Flux<Long> flux1 = Flux
.<Long>create(fluxSink -> {
for (long i = 0; i < 20; i++) {
fluxSink.next(i);
}
})
.filter(aLong -> aLong % 2 == 0)
.doOnNext(aLong -> System.out.println("flux 1 : " + aLong));
Flux<Long> flux2 = Flux
.<Long>create(fluxSink -> {
for (long i = 0; i < 20; i++) {
fluxSink.next(i);
}
})
.filter(aLong -> aLong % 2 == 1)
.doOnNext(aLong -> System.out.println("flux 2 : " + aLong));
Flux.merge(flux1, flux2)
.doOnNext(System.out::println)
.then()
.block();
Create two Flux<Long>
like upper code.
flux1 create even number stream (0,2,4,6,8 ...) flux2 create odd number stream (1,3,5,7,9 ...)
i expected when merge this 2 flux1 and flux2 work like
0,1,2,3,4 ...
or 0,2,1,3,4..
depends on computing power
but always spend flux1 and spend flux2 (flux1 start)0,2,4,6,8, ... 16,18,(flux1 end)(flux2 start)1,3,5,7 ... 17,19
how to subscribe multiple flux eagerly event?
Both streams run on the same thread. When you subscribe flux1
starts pushing data until it's finished. Only then the thread is free for flux2
to continue. The merge
operator emits values in the order they arrive. It doesn't switch between the first and the second stream.
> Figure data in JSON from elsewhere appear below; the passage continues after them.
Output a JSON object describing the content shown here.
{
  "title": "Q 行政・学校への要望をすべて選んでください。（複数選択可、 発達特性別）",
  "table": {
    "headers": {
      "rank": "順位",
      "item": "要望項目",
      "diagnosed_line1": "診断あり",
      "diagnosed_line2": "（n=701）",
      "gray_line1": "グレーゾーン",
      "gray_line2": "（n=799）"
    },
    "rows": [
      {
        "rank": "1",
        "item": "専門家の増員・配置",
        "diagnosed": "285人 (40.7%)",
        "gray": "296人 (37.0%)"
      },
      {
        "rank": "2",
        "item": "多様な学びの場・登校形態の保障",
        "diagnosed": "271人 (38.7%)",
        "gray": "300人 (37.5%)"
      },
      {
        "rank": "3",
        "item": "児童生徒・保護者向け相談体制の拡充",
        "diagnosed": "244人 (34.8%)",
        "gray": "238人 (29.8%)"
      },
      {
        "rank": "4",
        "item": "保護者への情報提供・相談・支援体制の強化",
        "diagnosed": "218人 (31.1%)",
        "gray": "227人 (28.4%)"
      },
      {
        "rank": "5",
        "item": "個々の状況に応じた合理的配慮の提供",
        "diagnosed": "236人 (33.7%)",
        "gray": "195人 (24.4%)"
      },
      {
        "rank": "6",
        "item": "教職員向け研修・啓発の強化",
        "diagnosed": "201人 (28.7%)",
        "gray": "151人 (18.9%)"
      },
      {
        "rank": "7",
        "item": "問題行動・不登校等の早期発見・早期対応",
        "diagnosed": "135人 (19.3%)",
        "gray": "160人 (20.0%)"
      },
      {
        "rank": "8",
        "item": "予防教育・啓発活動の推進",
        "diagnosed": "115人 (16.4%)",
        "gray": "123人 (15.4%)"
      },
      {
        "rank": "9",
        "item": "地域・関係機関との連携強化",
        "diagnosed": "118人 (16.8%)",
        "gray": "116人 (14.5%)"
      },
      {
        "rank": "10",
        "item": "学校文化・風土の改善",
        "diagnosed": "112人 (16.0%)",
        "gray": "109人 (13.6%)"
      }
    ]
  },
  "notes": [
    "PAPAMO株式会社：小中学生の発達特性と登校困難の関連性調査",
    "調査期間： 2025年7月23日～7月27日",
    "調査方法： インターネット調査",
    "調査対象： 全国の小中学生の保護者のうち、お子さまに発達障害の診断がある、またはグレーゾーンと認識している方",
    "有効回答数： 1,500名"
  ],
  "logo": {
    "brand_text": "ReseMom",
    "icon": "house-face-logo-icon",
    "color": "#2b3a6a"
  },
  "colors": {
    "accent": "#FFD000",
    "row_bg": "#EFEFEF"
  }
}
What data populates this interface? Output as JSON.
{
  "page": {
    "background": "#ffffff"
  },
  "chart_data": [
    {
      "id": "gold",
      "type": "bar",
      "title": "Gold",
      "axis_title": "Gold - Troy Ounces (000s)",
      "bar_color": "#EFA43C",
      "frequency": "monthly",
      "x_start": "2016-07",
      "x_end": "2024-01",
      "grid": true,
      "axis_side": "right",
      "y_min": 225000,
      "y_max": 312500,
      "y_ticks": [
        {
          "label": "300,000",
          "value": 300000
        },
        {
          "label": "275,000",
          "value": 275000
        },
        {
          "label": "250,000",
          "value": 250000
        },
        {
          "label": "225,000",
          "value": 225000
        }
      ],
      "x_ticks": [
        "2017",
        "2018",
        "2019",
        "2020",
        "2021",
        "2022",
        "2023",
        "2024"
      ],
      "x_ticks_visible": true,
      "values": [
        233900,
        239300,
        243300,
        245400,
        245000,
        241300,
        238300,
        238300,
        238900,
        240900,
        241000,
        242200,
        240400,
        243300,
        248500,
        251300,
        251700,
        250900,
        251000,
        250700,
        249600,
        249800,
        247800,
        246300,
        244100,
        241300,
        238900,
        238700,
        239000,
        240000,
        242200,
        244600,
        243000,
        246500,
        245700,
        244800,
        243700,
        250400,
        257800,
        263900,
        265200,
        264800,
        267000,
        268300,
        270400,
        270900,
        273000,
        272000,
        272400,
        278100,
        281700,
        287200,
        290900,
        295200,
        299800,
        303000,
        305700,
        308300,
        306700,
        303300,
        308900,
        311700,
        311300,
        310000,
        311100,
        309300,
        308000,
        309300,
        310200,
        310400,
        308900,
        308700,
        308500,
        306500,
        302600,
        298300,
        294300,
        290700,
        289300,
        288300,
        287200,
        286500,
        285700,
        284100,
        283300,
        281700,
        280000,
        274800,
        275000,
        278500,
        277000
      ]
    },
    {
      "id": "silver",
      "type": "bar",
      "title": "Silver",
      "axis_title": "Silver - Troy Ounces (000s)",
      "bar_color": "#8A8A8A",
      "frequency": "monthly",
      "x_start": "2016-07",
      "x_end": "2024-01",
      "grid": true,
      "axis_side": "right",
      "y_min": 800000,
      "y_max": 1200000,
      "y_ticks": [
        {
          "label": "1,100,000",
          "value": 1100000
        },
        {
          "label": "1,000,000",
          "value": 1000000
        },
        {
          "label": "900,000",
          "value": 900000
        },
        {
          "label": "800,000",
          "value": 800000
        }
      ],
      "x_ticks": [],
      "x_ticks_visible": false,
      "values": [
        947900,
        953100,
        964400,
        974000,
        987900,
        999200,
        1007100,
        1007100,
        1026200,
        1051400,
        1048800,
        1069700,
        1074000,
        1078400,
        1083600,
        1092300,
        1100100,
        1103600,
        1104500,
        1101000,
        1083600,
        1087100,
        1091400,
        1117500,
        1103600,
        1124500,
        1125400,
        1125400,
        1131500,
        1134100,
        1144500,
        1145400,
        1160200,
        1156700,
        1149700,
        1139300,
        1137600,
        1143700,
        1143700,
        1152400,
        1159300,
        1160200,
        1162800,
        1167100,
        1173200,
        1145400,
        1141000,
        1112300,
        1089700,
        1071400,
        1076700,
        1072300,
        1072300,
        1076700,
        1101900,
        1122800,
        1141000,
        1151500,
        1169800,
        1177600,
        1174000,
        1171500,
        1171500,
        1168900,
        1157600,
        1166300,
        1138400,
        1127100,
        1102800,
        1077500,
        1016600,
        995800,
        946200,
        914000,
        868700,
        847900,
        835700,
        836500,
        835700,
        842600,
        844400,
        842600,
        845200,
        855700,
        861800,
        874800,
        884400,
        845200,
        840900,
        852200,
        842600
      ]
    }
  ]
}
If you want the streams run concurrently you need to run them on different threads, e.g. by using the publishOn
operator.
Flux<Long> flux1 = Flux
.<Long>create(fluxSink -> {
for (long i = 0; i < 20; i++) {
fluxSink.next(i);
}
})
.publishOn(Schedulers.newSingle("thread-x")
.filter(aLong -> aLong % 2 == 0)
.doOnNext(aLong -> System.out.println("flux 1 : " + aLong));